Una nuova bozza di regolamenti sulle attività religiose è stata diffusa in Cina e dovrebbe essere approvata il prossimo 7 ottobre. Nonostante un’apparente maggior apertura (si parla ad esempio di possibilità di costruzioni religiose – dopo le invece anche recenti distruzioni di chiese e di croci – ma con regolamentazione, controlli e un’asfissiante procedura burocratica e politica per ottenere i permessi, tanto che il Partito stabilisce persino l’altezza delle statue e il colore delle croci!), essa rappresenta in realtà un’ulteriore e sempre più invasiva pretesa del Partito Comunista (governo) di gestire in proprio la religione, anche la vita delle comunità cristiane, specie cattoliche. Fra le “attività illegali” vi è ad esempio menzionata la “dipendenza dall’estero” (e quindi anche dal Vaticano e dal Papa); e questo potrebbe rappresentare addirittura la fine della “Chiesa sotterranea” (quella che rimane fedele al Papa e non accetta che i Vescovi siano nominati dal Partito, come vuole il governo e come accetta invece la cosiddetta “Chiesa patriottica”). Ufficialmente si riconosce la libertà religiosa e di culto (come sempre nella storia del comunismo, anche nell’Europa centro-orientale prima del 1989, con eccezioni negative come nel caso dell’Albania, dove l’ateismo era addirittura “religione di stato”), ma di fatto la si nega. Ai membri del partito, ad esempio, è proibito praticare la religione anche in privato, persino quando sono andati in pensione (nonostante ciò giunge notizia di moltissime conversioni a Gesù anche all’interno dello stesso Partito Comunista Cinese).

Nella nuova legge sono considerate “attività religiose fuorilegge” pure i viaggi all’estero e i pellegrinaggi senza il consenso del governo.
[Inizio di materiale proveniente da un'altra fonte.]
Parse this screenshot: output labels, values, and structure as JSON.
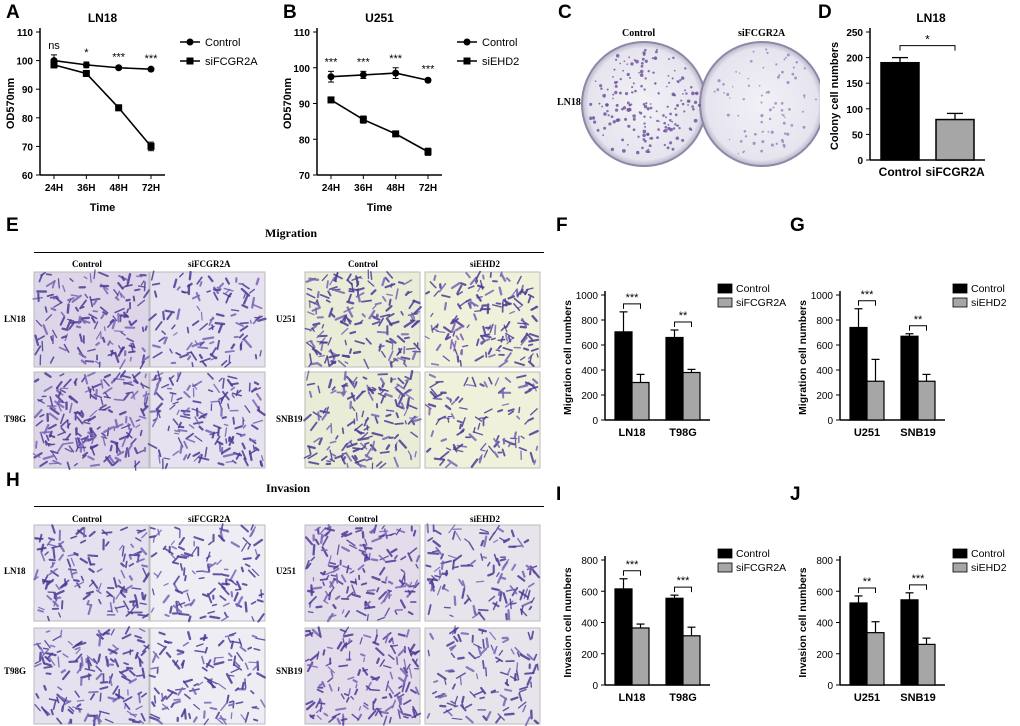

Le comunità religiose non possono neppure ricevere personale dall’estero senza il permesso del “Dipartimento per gli affari religiosi del Consiglio di Stato”; il che significa pure che sarà arduo accogliere ed avere il sostegno anche di sacerdoti, missionari o insegnanti provenienti dall’estero (già ora se ne vedono i frutti: seminari teologici come quello di Pechino, che una volta ospitava decine di insegnanti stranieri, ora riescono a malapena ad avere il permesso per due o tre).

Nelle scuole di Stato è poi proibito svolgere attività religiose (pure la conoscenza della religione), mentre lo Stato ha il diritto a costringere e far seguire lezioni di ateismo e di marxismo, anche nelle scuole religiose.